4.5 Should changes in applicable legislation or regulations result in new or additional obligations for Cohesie and/or the Client in relation to the Services, the Parties shall consult in good faith to amend the Agreement accordingly, where necessary with retroactive effect. Each Party shall notify the other without undue delay of such legislative changes, the resulting contractual amendments required and any associated costs as soon as these become known.

Article 5 – Information and Cooperation

5.1 The Client shall provide Cohesie, in a timely manner, with all information and documentation required for the proper performance of the Services and shall promptly notify Cohesie of any changes thereto.

5.2 The Client shall provide all reasonable cooperation required for Cohesie to perform the Services. This includes, but is not limited to, providing access to relevant personnel and ensuring their availability. Where Dutch occupational health legislation requires the Client to be supported by certified occupational health experts, the Client shall facilitate consultation and cooperation with its Prevention Officer (Preventiemedewerker), Works Council and provide unrestricted access to the workplace where reasonably required.
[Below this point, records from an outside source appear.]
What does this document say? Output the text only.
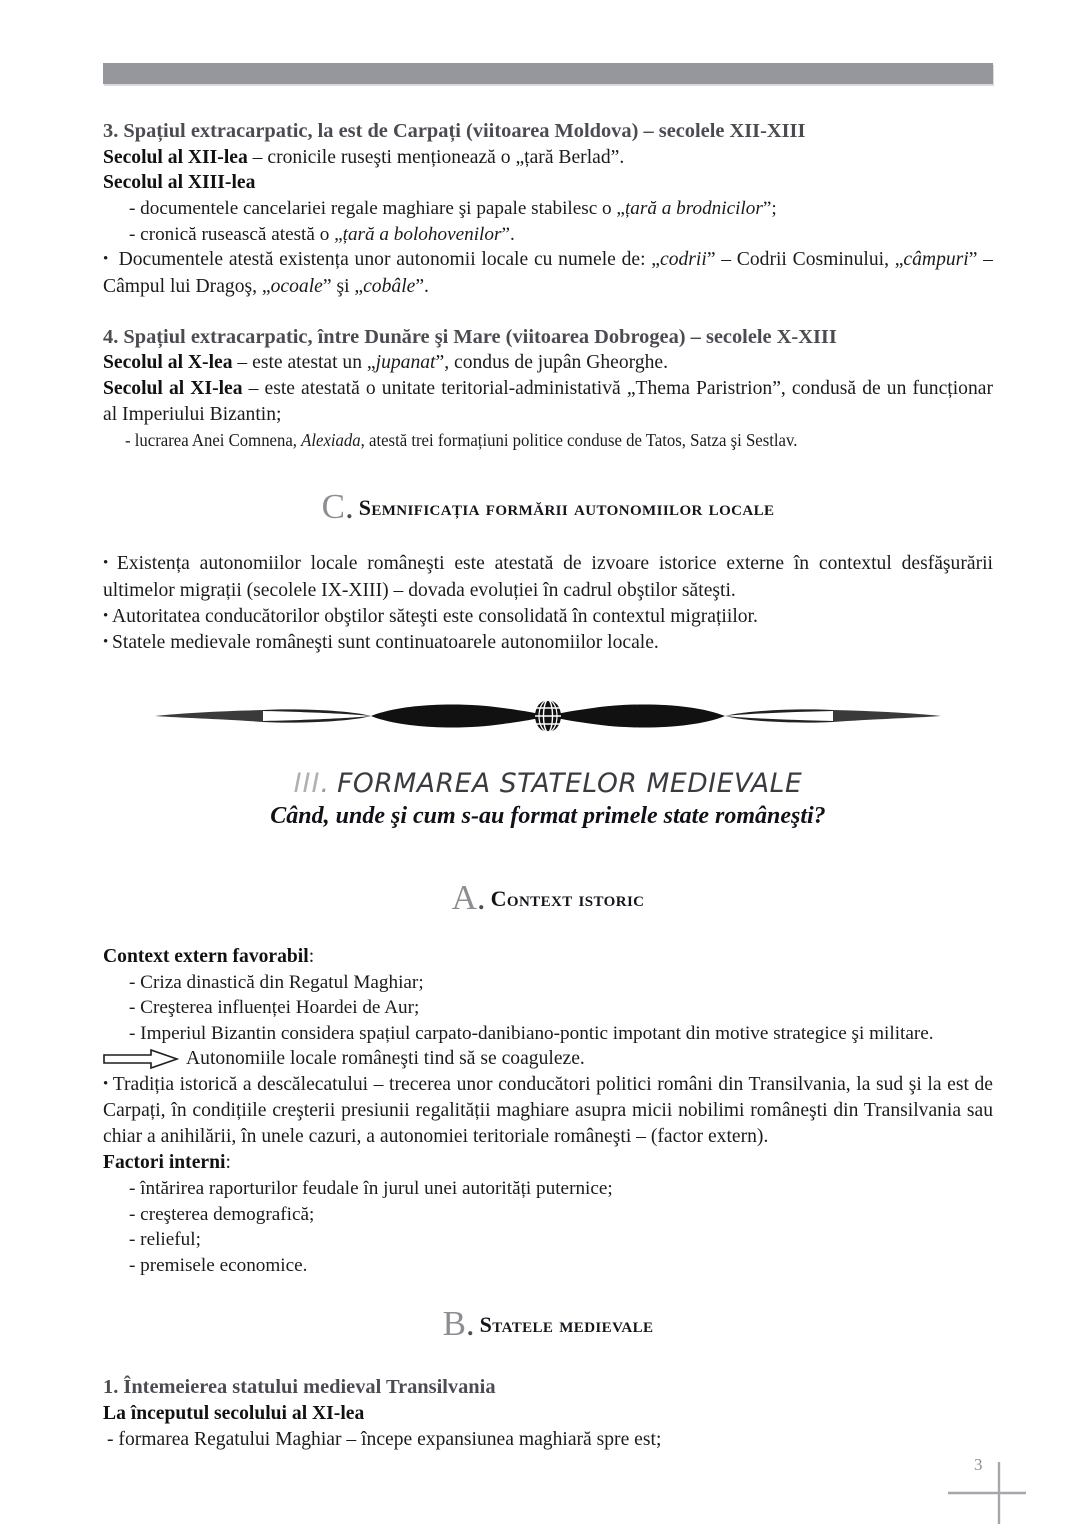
3. Spațiul extracarpatic, la est de Carpați (viitoarea Moldova) – secolele XII-XIII

Secolul al XII-lea – cronicile ruseşti menționează o „țară Berlad”.

Secolul al XIII-lea

- documentele cancelariei regale maghiare şi papale stabilesc o „țară a brodnicilor”;

- cronică rusească atestă o „țară a bolohovenilor”.

• Documentele atestă existența unor autonomii locale cu numele de: „codrii” – Codrii Cosminului, „câmpuri” – Câmpul lui Dragoş, „ocoale” şi „cobâle”.

4. Spațiul extracarpatic, între Dunăre şi Mare (viitoarea Dobrogea) – secolele X-XIII

Secolul al X-lea – este atestat un „jupanat”, condus de jupân Gheorghe.

Secolul al XI-lea – este atestată o unitate teritorial-administativă „Thema Paristrion”, condusă de un funcționar al Imperiului Bizantin;

- lucrarea Anei Comnena, Alexiada, atestă trei formațiuni politice conduse de Tatos, Satza şi Sestlav.

C. Semnificația formării autonomiilor locale

• Existența autonomiilor locale româneşti este atestată de izvoare istorice externe în contextul desfăşurării ultimelor migrații (secolele IX-XIII) – dovada evoluției în cadrul obştilor săteşti.

• Autoritatea conducătorilor obştilor săteşti este consolidată în contextul migrațiilor.

• Statele medievale româneşti sunt continuatoarele autonomiilor locale.

III. FORMAREA STATELOR MEDIEVALE

Când, unde şi cum s-au format primele state româneşti?

A. Context istoric

Context extern favorabil:

- Criza dinastică din Regatul Maghiar;

- Creşterea influenței Hoardei de Aur;

- Imperiul Bizantin considera spațiul carpato-danibiano-pontic impotant din motive strategice şi militare.

Autonomiile locale româneşti tind să se coaguleze.

• Tradiția istorică a descălecatului – trecerea unor conducători politici români din Transilvania, la sud şi la est de Carpați, în condițiile creşterii presiunii regalității maghiare asupra micii nobilimi româneşti din Transilvania sau chiar a anihilării, în unele cazuri, a autonomiei teritoriale româneşti – (factor extern).

Factori interni:

- întărirea raporturilor feudale în jurul unei autorități puternice;

- creşterea demografică;

- relieful;

- premisele economice.

B. Statele medievale

1. Întemeierea statului medieval Transilvania

La începutul secolului al XI-lea

- formarea Regatului Maghiar – începe expansiunea maghiară spre est;

3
5.3 Should the Client fail to provide the required information, fail to follow reasonable instructions or fail to provide the necessary cooperation, Cohesie shall be entitled to suspend performance of the Agreement and to charge the Client for any additional costs incurred as a result.

Article 6 – Fees

6.1 All fees and charges stated in quotations and Agreements are expressed in euros (€) and are exclusive of VAT and any other taxes, duties or government levies. Cohesie reserves the right to adjust its fees annually to reflect increases in operating costs and market developments.
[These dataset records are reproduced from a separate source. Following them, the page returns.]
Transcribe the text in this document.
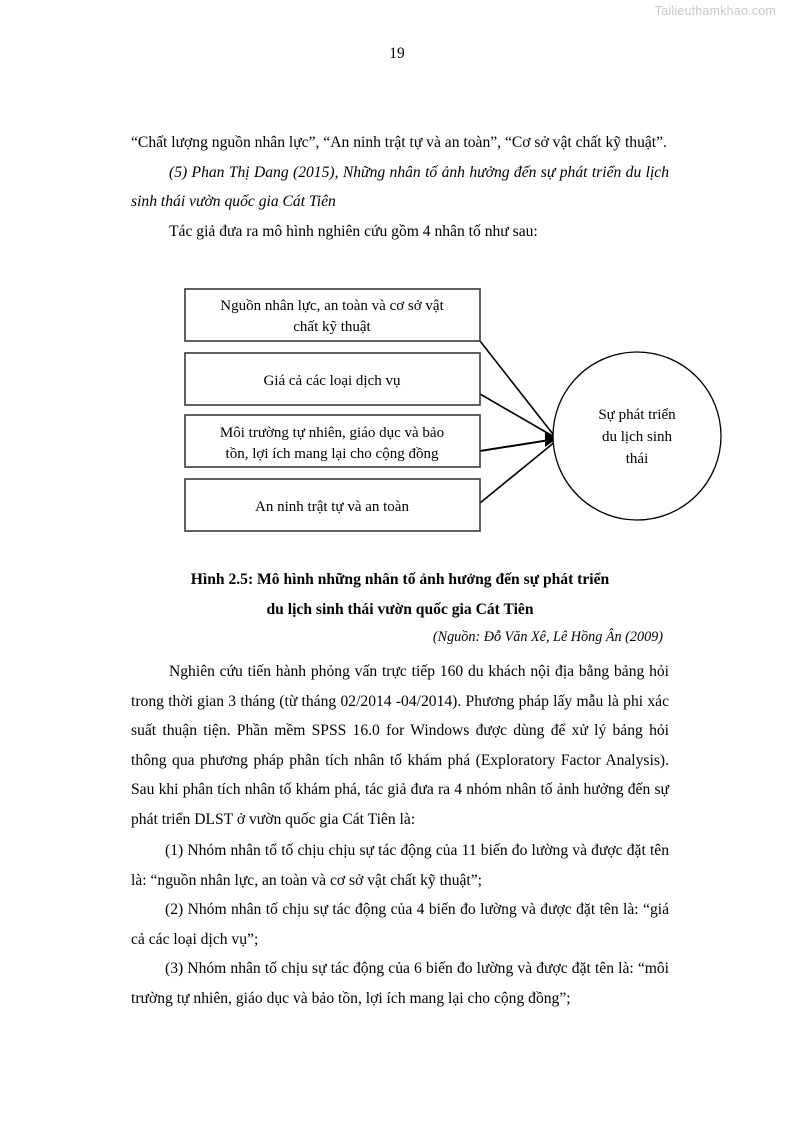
Tailieuthamkhao.com
19

“Chất lượng nguồn nhân lực”, “An ninh trật tự và an toàn”, “Cơ sở vật chất kỹ thuật”.

(5) Phan Thị Dang (2015), Những nhân tố ảnh hưởng đến sự phát triển du lịch sinh thái vườn quốc gia Cát Tiên

Tác giả đưa ra mô hình nghiên cứu gồm 4 nhân tố như sau:

Nguồn nhân lực, an toàn và cơ sở vật
chất kỹ thuật
Giá cả các loại dịch vụ
Môi trường tự nhiên, giáo dục và bảo
tồn, lợi ích mang lại cho cộng đồng
An ninh trật tự và an toàn
Sự phát triển
du lịch sinh
thái
Hình 2.5: Mô hình những nhân tố ảnh hưởng đến sự phát triển
du lịch sinh thái vườn quốc gia Cát Tiên
(Nguồn: Đỗ Văn Xê, Lê Hồng Ân (2009)

Nghiên cứu tiến hành phỏng vấn trực tiếp 160 du khách nội địa bằng bảng hỏi trong thời gian 3 tháng (từ tháng 02/2014 -04/2014). Phương pháp lấy mẫu là phi xác suất thuận tiện. Phần mềm SPSS 16.0 for Windows được dùng để xử lý bảng hỏi thông qua phương pháp phân tích nhân tố khám phá (Exploratory Factor Analysis). Sau khi phân tích nhân tố khám phá, tác giả đưa ra 4 nhóm nhân tố ảnh hưởng đến sự phát triển DLST ở vườn quốc gia Cát Tiên là:

(1) Nhóm nhân tố tố chịu chịu sự tác động của 11 biến đo lường và được đặt tên là: “nguồn nhân lực, an toàn và cơ sở vật chất kỹ thuật”;

(2) Nhóm nhân tố chịu sự tác động của 4 biến đo lường và được đặt tên là: “giá cả các loại dịch vụ”;

(3) Nhóm nhân tố chịu sự tác động của 6 biến đo lường và được đặt tên là: “môi trường tự nhiên, giáo dục và bảo tồn, lợi ích mang lại cho cộng đồng”;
6.2 Prior to commencement of the Agreement, the Client shall provide Cohesie with a recent payroll summary or an accountant’s declaration confirming the number of employees. Both full-time and part-time employees shall be included in this calculation. Thereafter, the Client shall provide updated employee information on a monthly basis. Cohesie reserves the right to verify the accuracy of such information.

6.3 Any costs arising from new obligations resulting from changes in legislation or regulations, as referred to in Article 4, shall be borne by the Client.
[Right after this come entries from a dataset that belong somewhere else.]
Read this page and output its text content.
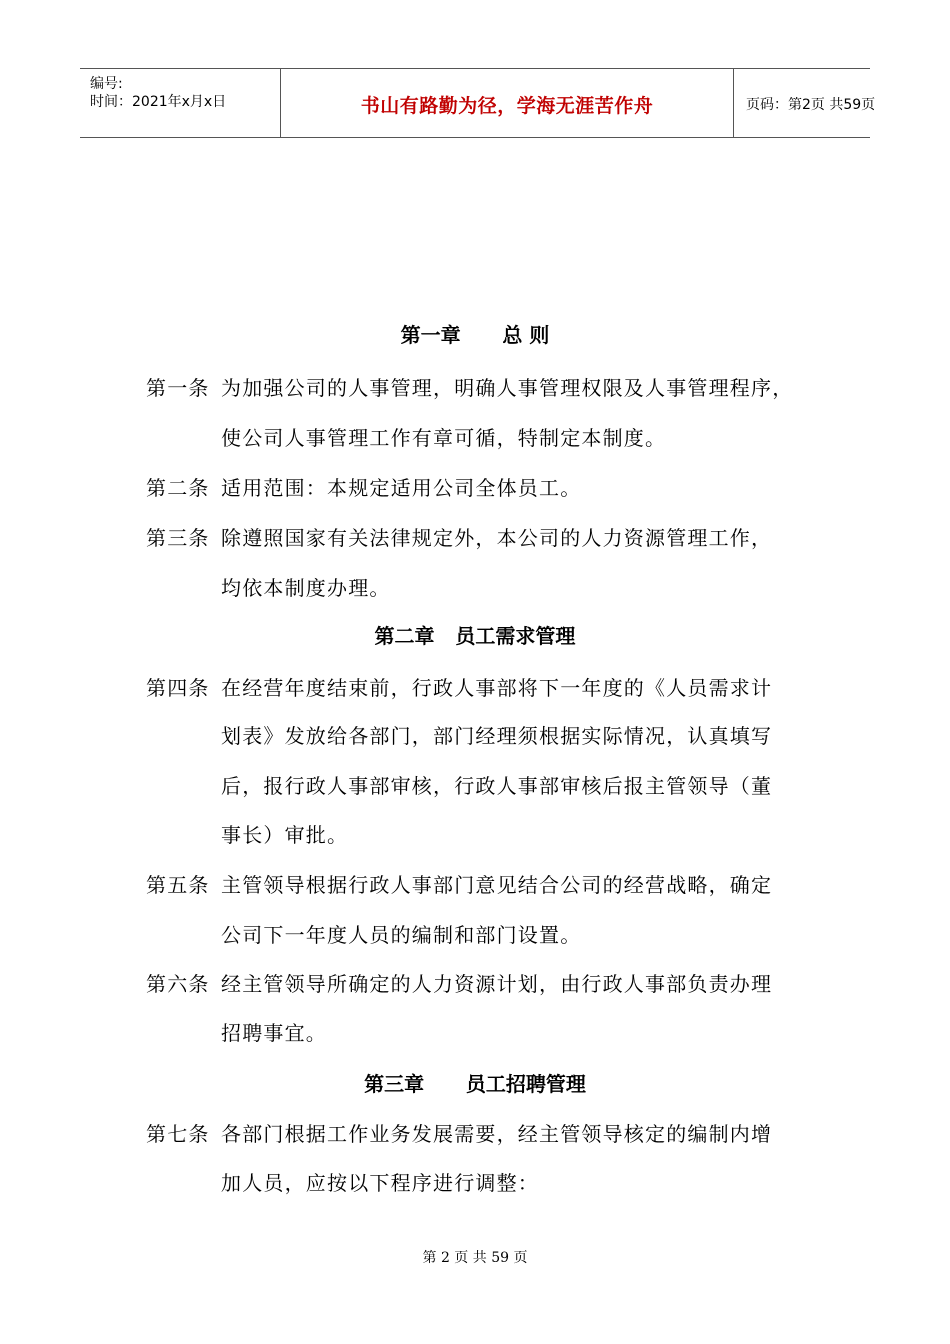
编号:
时间：2021年x月x日	书山有路勤为径，学海无涯苦作舟	页码：第2页 共59页
第一章      总 则
第一条 为加强公司的人事管理，明确人事管理权限及人事管理程序，
使公司人事管理工作有章可循，特制定本制度。
第二条 适用范围：本规定适用公司全体员工。
第三条 除遵照国家有关法律规定外，本公司的人力资源管理工作，
均依本制度办理。
第二章   员工需求管理
第四条 在经营年度结束前，行政人事部将下一年度的《人员需求计
划表》发放给各部门，部门经理须根据实际情况，认真填写
后，报行政人事部审核，行政人事部审核后报主管领导（董
事长）审批。
第五条 主管领导根据行政人事部门意见结合公司的经营战略，确定
公司下一年度人员的编制和部门设置。
第六条 经主管领导所确定的人力资源计划，由行政人事部负责办理
招聘事宜。
第三章      员工招聘管理
第七条 各部门根据工作业务发展需要，经主管领导核定的编制内增
加人员，应按以下程序进行调整：
第 2 页 共 59 页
6.4 The Client shall also bear any costs resulting from incorrect, incomplete or inaccurate information provided by the Client.

6.5 Where scheduled Services are cancelled or cannot be performed due to circumstances beyond Cohesie’s control (other than force majeure affecting Cohesie), the Client shall nevertheless remain liable for payment of the agreed fees and any related costs.

6.6 The agreed fees shall not be payable where cancellation is made in writing within the following periods:

a. Training courses and workshops: at least two (2) months before the scheduled commencement date. The Client shall furthermore have the right to appoint a substitute participant.

b. Projects: at least two (2) months before commencement.

c. Individual client-oriented assignments: at least forty-eight (48) hours before commencement.

6.7 Cohesie may charge the Client reasonable costs associated with the storage and transfer of files and records. This shall not affect the provisions of Cohesie’s Privacy Policy governing the retention and transfer of such records.